Maquiei-me e coloquei as jóias que já estavam separadas. Olhei-me no espelho. Meus cabelos, sempre presos, davam-me um ar elegante, porém, eu realmente era muito sem graça comparada às moças da corte como minha mãe dizia. Suspirei e fui em direção à porta, onde Julia me esperava.
_Boa noite, Srta. Weasley. – Cumprimentou o Sr. Potter, vindo beijar a minha mão.
_Ginny, querida. Seu noivo veio te buscar para irem à festa juntos. – Anunciou minha mãe, que estava ao lado de meu pai em frente ao sofá. Rony já devia ter ido buscar a noiva dele.
_Que adorável. – Eu respondi a ela enquanto enlaçava meu braço no dele. Harry riu e ela lançou-me um olhar ameaçador quando supôs que ele não via. – Boa noite, Sr. Potter. – Me dirigi a ele cordialmente.

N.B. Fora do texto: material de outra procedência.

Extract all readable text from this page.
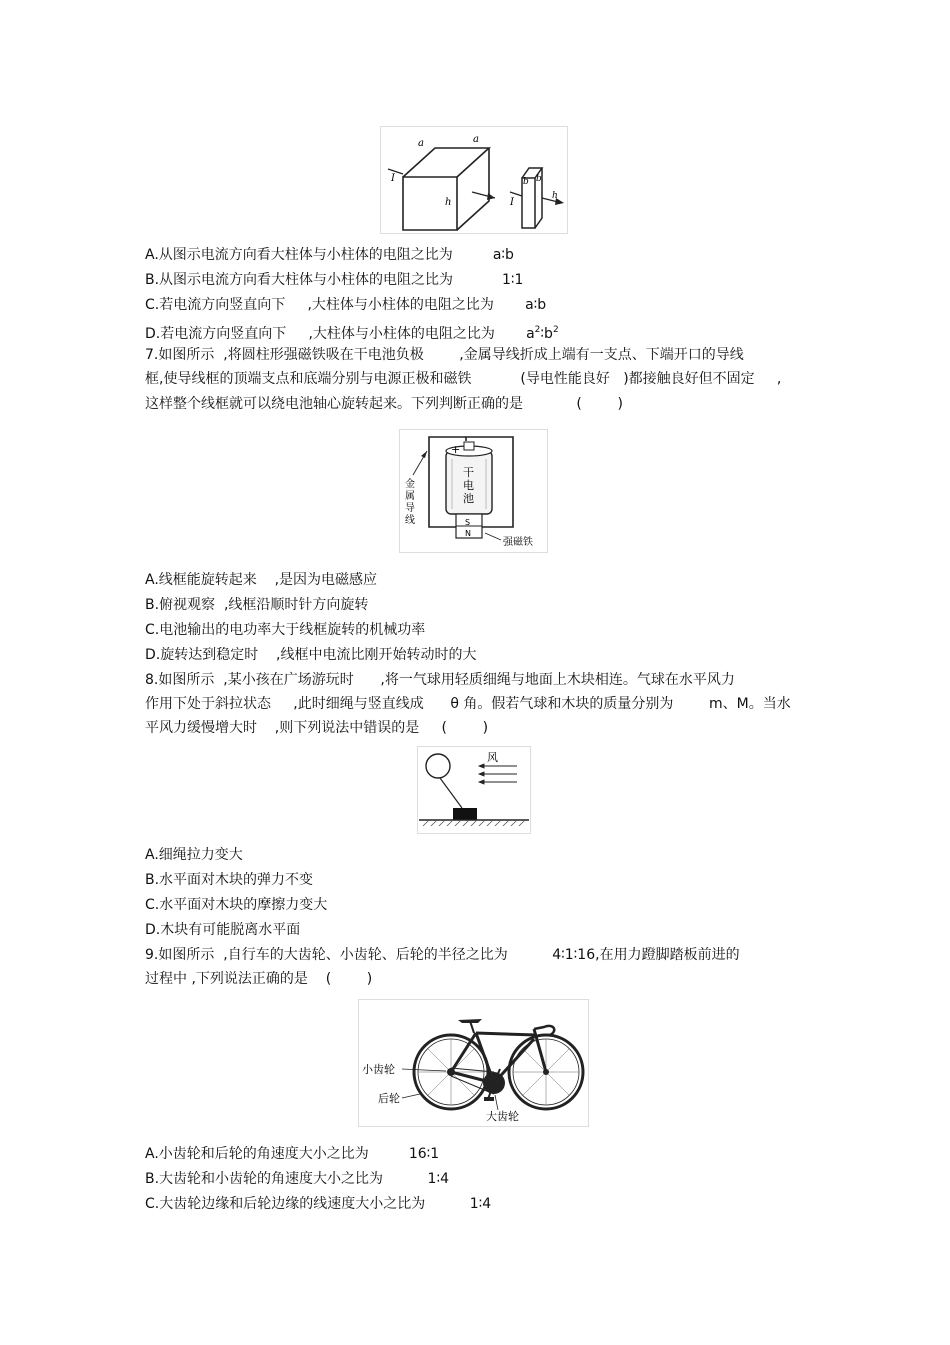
a	a
h
I
I
b b
h
A.从图示电流方向看大柱体与小柱体的电阻之比为         a∶b
B.从图示电流方向看大柱体与小柱体的电阻之比为           1∶1
C.若电流方向竖直向下     ,大柱体与小柱体的电阻之比为       a∶b
D.若电流方向竖直向下     ,大柱体与小柱体的电阻之比为       $a^2∶b^2$
7.如图所示  ,将圆柱形强磁铁吸在干电池负极        ,金属导线折成上端有一支点、下端开口的导线
框,使导线框的顶端支点和底端分别与电源正极和磁铁           (导电性能良好   )都接触良好但不固定     ,
这样整个线框就可以绕电池轴心旋转起来。下列判断正确的是            (        )
+
干
电
池
S
N
金
属
导
线
强磁铁
A.线框能旋转起来    ,是因为电磁感应
B.俯视观察  ,线框沿顺时针方向旋转
C.电池输出的电功率大于线框旋转的机械功率
D.旋转达到稳定时    ,线框中电流比刚开始转动时的大
8.如图所示  ,某小孩在广场游玩时      ,将一气球用轻质细绳与地面上木块相连。气球在水平风力
作用下处于斜拉状态     ,此时细绳与竖直线成      θ 角。假若气球和木块的质量分别为        m、M。当水
平风力缓慢增大时    ,则下列说法中错误的是     (        )
风
A.细绳拉力变大
B.水平面对木块的弹力不变
C.水平面对木块的摩擦力变大
D.木块有可能脱离水平面
9.如图所示  ,自行车的大齿轮、小齿轮、后轮的半径之比为          4∶1∶16,在用力蹬脚踏板前进的
过程中 ,下列说法正确的是    (        )
小齿轮
后轮
大齿轮
A.小齿轮和后轮的角速度大小之比为         16∶1
B.大齿轮和小齿轮的角速度大小之比为          1∶4
C.大齿轮边缘和后轮边缘的线速度大小之比为          1∶4
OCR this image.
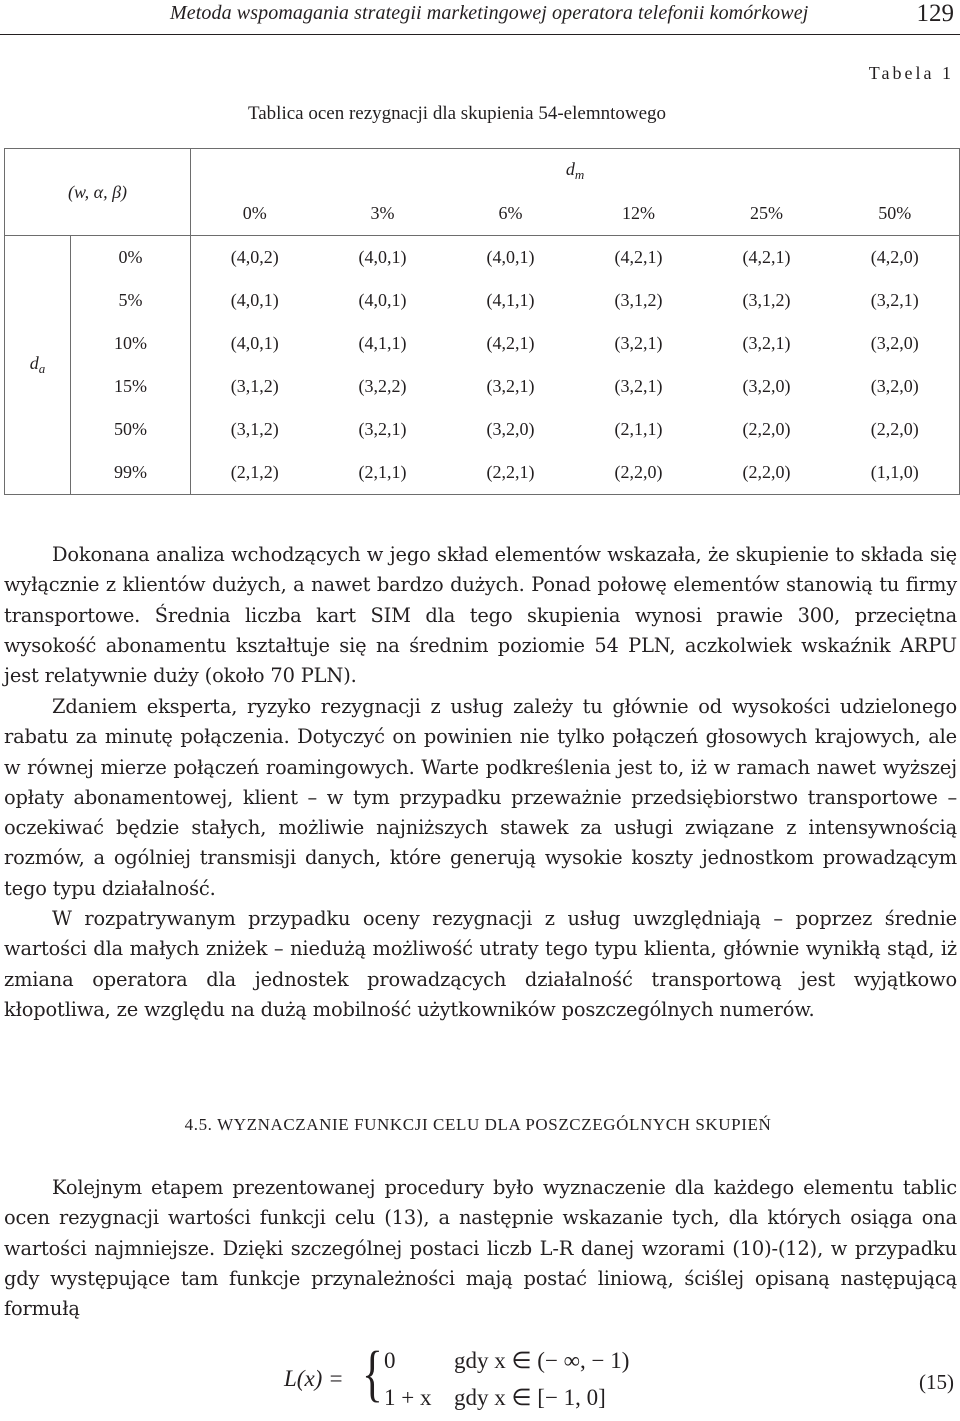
Metoda wspomagania strategii marketingowej operatora telefonii komórkowej	129
Tabela 1
Tablica ocen rezygnacji dla skupienia 54-elemntowego
(w, α, β)		$d_m$
		0%	3%	6%	12%	25%	50%
$d_a$	0%	(4,0,2)	(4,0,1)	(4,0,1)	(4,2,1)	(4,2,1)	(4,2,0)
	5%	(4,0,1)	(4,0,1)	(4,1,1)	(3,1,2)	(3,1,2)	(3,2,1)
	10%	(4,0,1)	(4,1,1)	(4,2,1)	(3,2,1)	(3,2,1)	(3,2,0)
	15%	(3,1,2)	(3,2,2)	(3,2,1)	(3,2,1)	(3,2,0)	(3,2,0)
	50%	(3,1,2)	(3,2,1)	(3,2,0)	(2,1,1)	(2,2,0)	(2,2,0)
	99%	(2,1,2)	(2,1,1)	(2,2,1)	(2,2,0)	(2,2,0)	(1,1,0)

Dokonana analiza wchodzących w jego skład elementów wskazała, że skupienie to składa się wyłącznie z klientów dużych, a nawet bardzo dużych. Ponad połowę elementów stanowią tu firmy transportowe. Średnia liczba kart SIM dla tego skupienia wynosi prawie 300, przeciętna wysokość abonamentu kształtuje się na średnim poziomie 54 PLN, aczkolwiek wskaźnik ARPU jest relatywnie duży (około 70 PLN).

Zdaniem eksperta, ryzyko rezygnacji z usług zależy tu głównie od wysokości udzielonego rabatu za minutę połączenia. Dotyczyć on powinien nie tylko połączeń głosowych krajowych, ale w równej mierze połączeń roamingowych. Warte podkreślenia jest to, iż w ramach nawet wyższej opłaty abonamentowej, klient – w tym przypadku przeważnie przedsiębiorstwo transportowe – oczekiwać będzie stałych, możliwie najniższych stawek za usługi związane z intensywnością rozmów, a ogólniej transmisji danych, które generują wysokie koszty jednostkom prowadzącym tego typu działalność.

W rozpatrywanym przypadku oceny rezygnacji z usług uwzględniają – poprzez średnie wartości dla małych zniżek – niedużą możliwość utraty tego typu klienta, głównie wynikłą stąd, iż zmiana operatora dla jednostek prowadzących działalność transportową jest wyjątkowo kłopotliwa, ze względu na dużą mobilność użytkowników poszczególnych numerów.

4.5. WYZNACZANIE FUNKCJI CELU DLA POSZCZEGÓLNYCH SKUPIEŃ

Kolejnym etapem prezentowanej procedury było wyznaczenie dla każdego elementu tablic ocen rezygnacji wartości funkcji celu (13), a następnie wskazanie tych, dla których osiąga ona wartości najmniejsze. Dzięki szczególnej postaci liczb L-R danej wzorami (10)-(12), w przypadku gdy występujące tam funkcje przynależności mają postać liniową, ściślej opisaną następującą formułą

L(x) = { 0	gdy x ∈ (− ∞, − 1)
1 + x gdy x ∈ [− 1, 0]
(15)
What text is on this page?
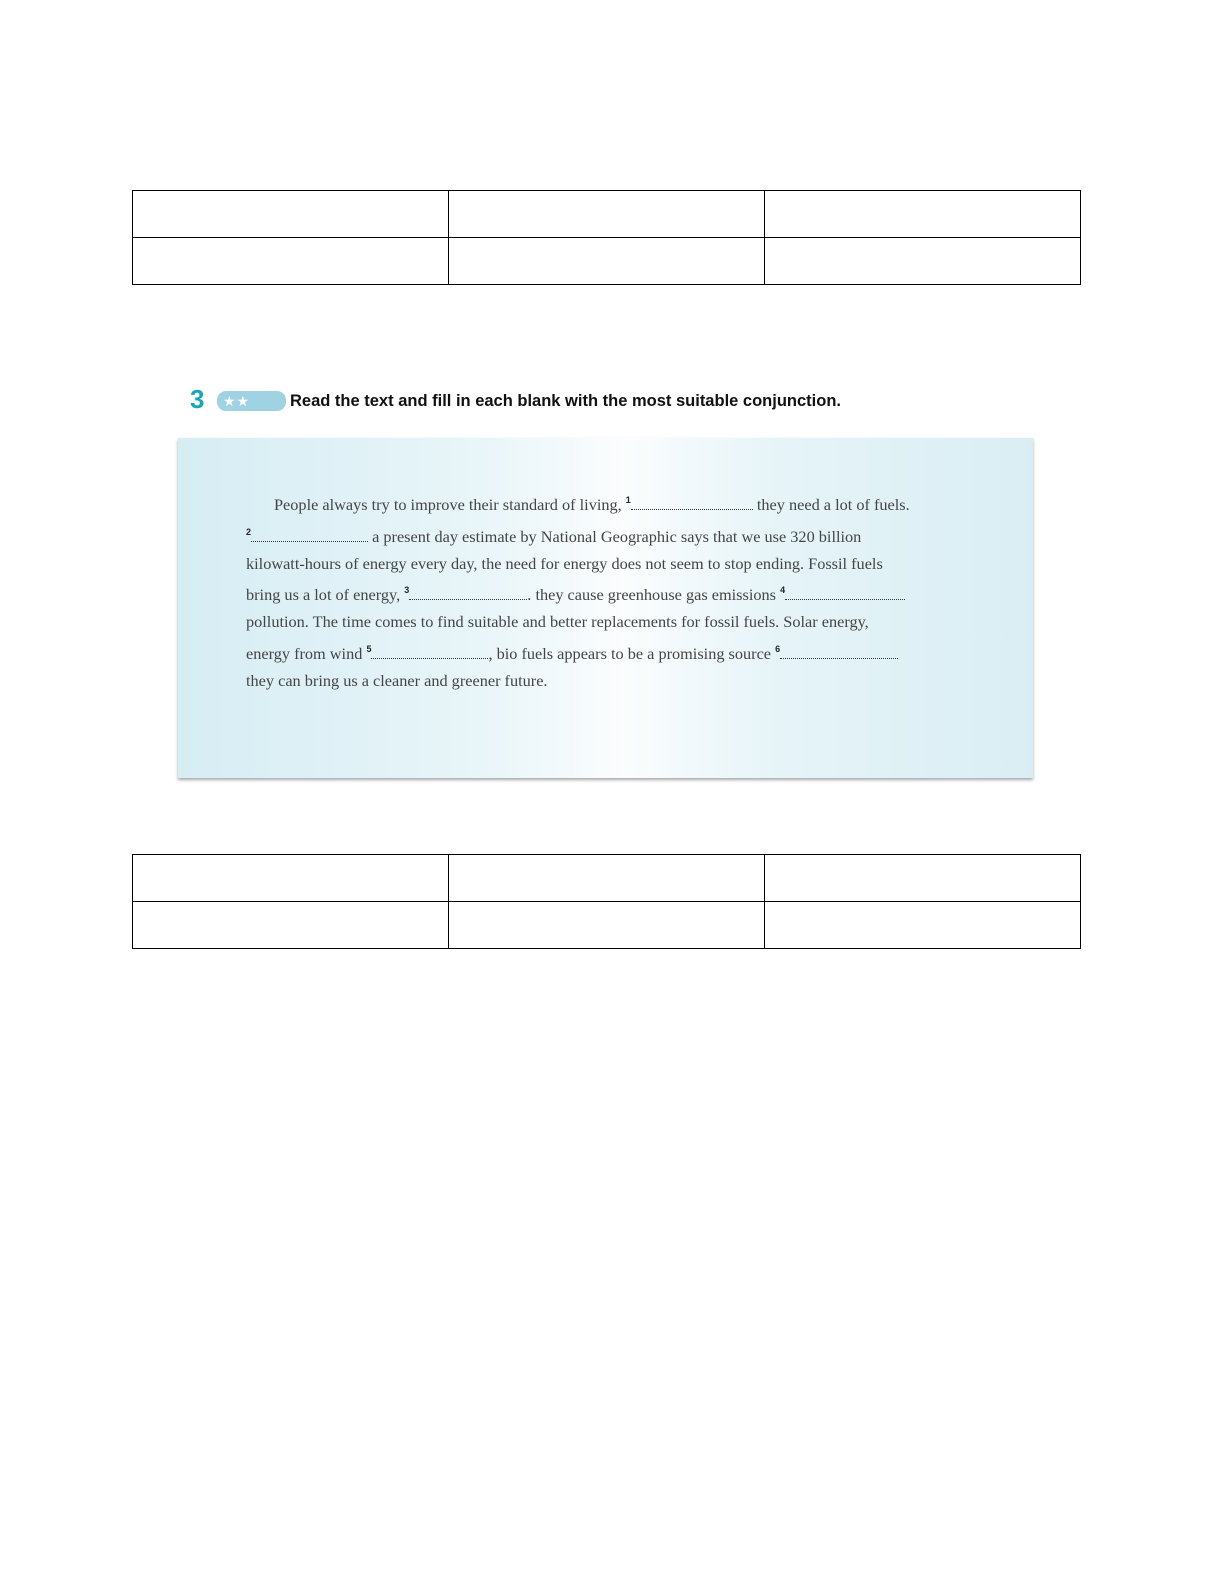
3	★★	Read the text and fill in each blank with the most suitable conjunction.
People always try to improve their standard of living, $^1$	they need a lot of fuels.
$^2$	a present day estimate by National Geographic says that we use 320 billion
kilowatt-hours of energy every day, the need for energy does not seem to stop ending. Fossil fuels
bring us a lot of energy, $^3$	. they cause greenhouse gas emissions $^4$
pollution. The time comes to find suitable and better replacements for fossil fuels. Solar energy,
energy from wind $^5$	, bio fuels appears to be a promising source $^6$
they can bring us a cleaner and greener future.
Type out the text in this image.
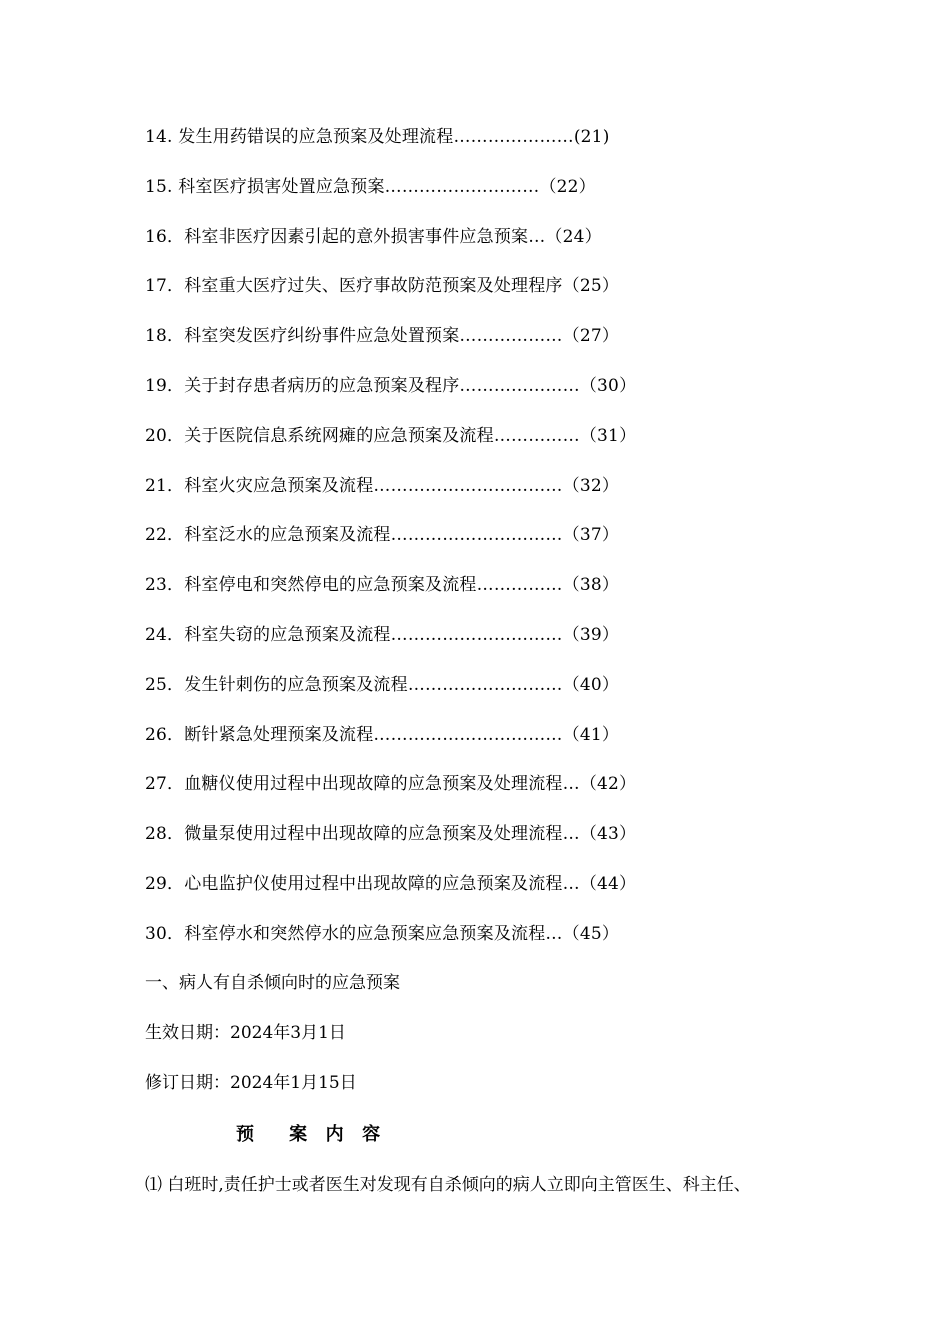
14. 发生用药错误的应急预案及处理流程…………………(21)
15. 科室医疗损害处置应急预案………………………（22）
16．科室非医疗因素引起的意外损害事件应急预案…（24）
17．科室重大医疗过失、医疗事故防范预案及处理程序（25）
18．科室突发医疗纠纷事件应急处置预案………………（27）
19．关于封存患者病历的应急预案及程序…………………（30）
20．关于医院信息系统网瘫的应急预案及流程……………（31）
21．科室火灾应急预案及流程……………………………（32）
22．科室泛水的应急预案及流程…………………………（37）
23．科室停电和突然停电的应急预案及流程……………（38）
24．科室失窃的应急预案及流程…………………………（39）
25．发生针刺伤的应急预案及流程………………………（40）
26．断针紧急处理预案及流程……………………………（41）
27．血糖仪使用过程中出现故障的应急预案及处理流程…（42）
28．微量泵使用过程中出现故障的应急预案及处理流程…（43）
29．心电监护仪使用过程中出现故障的应急预案及流程…（44）
30．科室停水和突然停水的应急预案应急预案及流程…（45）
一、病人有自杀倾向时的应急预案
生效日期：2024年3月1日
修订日期：2024年1月15日
预    案  内  容
⑴ 白班时,责任护士或者医生对发现有自杀倾向的病人立即向主管医生、科主任、
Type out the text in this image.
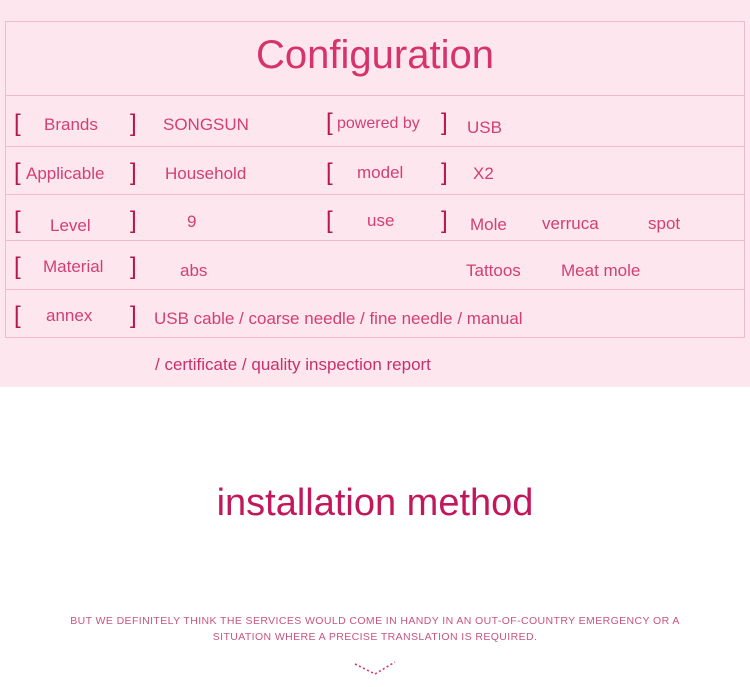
Configuration
[ Brands ] SONGSUN	[ powered by ] USB
[ Applicable ] Household	[ model ] X2
[ Level ]	9	[ use ] Mole verruca	spot
[ Material ]	abs	Tattoos Meat mole
[ annex ] USB cable / coarse needle / fine needle / manual
/ certificate / quality inspection report
installation method
BUT WE DEFINITELY THINK THE SERVICES WOULD COME IN HANDY IN AN OUT-OF-COUNTRY EMERGENCY OR A
SITUATION WHERE A PRECISE TRANSLATION IS REQUIRED.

_Nós vamos daqui a pouco, Sr. Potter. Se quiser pode ir indo na frente. – Meu pai dirigia-se a ele, animado demais para o meu gosto. O rapaz acenou com a cabeça e começamos a andar para fora de casa. O carro dele estava bem em frente ao portão. Não entendo nada de automóveis, mas o dele era pouco mais luxuoso do que o dos meus pais. Será que ele era tão rico assim?
O Sr. Potter segurou a minha mão esquerda para me dar apoio enquanto eu entrava. Então deu a volta e sentou-se no banco do motorista.
_Está muito bonita, Ginny. – Ele disse virado para mim.
_Obrigada. – Respondi olhando para as minhas mãos. Como é difícil ficar sozinha na companhia de um homem. Escutei-o rir e ligar o carro.
_Como foi o seu dia? – Ele perguntou-me com a atenção voltada à direção.
_Nada de interessante. Escolher um vestido para hoje a noite, escutar sermões sobre o que é certo e o que é errado... – Eu respondi sem muito ânimo.
_Foi melhor que o meu, então. – Ele disse. – Só trabalhei em uma empresa chata, onde só tinha homens chatos que só pensam em ganhar dinheiro e passar a perna nos outros chatos. – Explicou divertidamente, me fazendo rir.
Ficamos em silêncio e logo chegamos ao local da festa, que já estava muito tumultuado. Não havia muitos carros pois são poucos o que têm a condição de comprá-los. O Sr. Potter estacionou e deu a volta. Abriu a minha porta e estendeu o braço para me dar apoio novamente. Levei a mão direita até seu braço, como era o correto, e, em uma mudança repentina de opinião troquei para a esquerda. Não conseguiria me apoiar com o pulso daquele jeito. O rapaz me olhou com um ar confuso, mas nada disse.
De braços dados, andamos até a festa, que, como era de se esperar, estava cheia. Eu não gostava de muita atenção, mas pelo visto hoje não serio possível passar despercebida. Várias pessoas voltavam-se para cumprimentar o Sr. Potter e, por educação, me cumprimentavam também. Ele sempre me apresentava como sua noiva, o que não me agradou muito. Logo avistamos Rony em uma mesa com sua noiva, a Srta. Hermione Granger, que vinha de uma família muito reconhecida. Eu, particularmente, gostava dela. Era muito simpática e sorridente, além de ser uma bela dama. Meu irmão, assim que nos viu, acenou para nos aproximarmos. As mesas eram para quatro pessoas.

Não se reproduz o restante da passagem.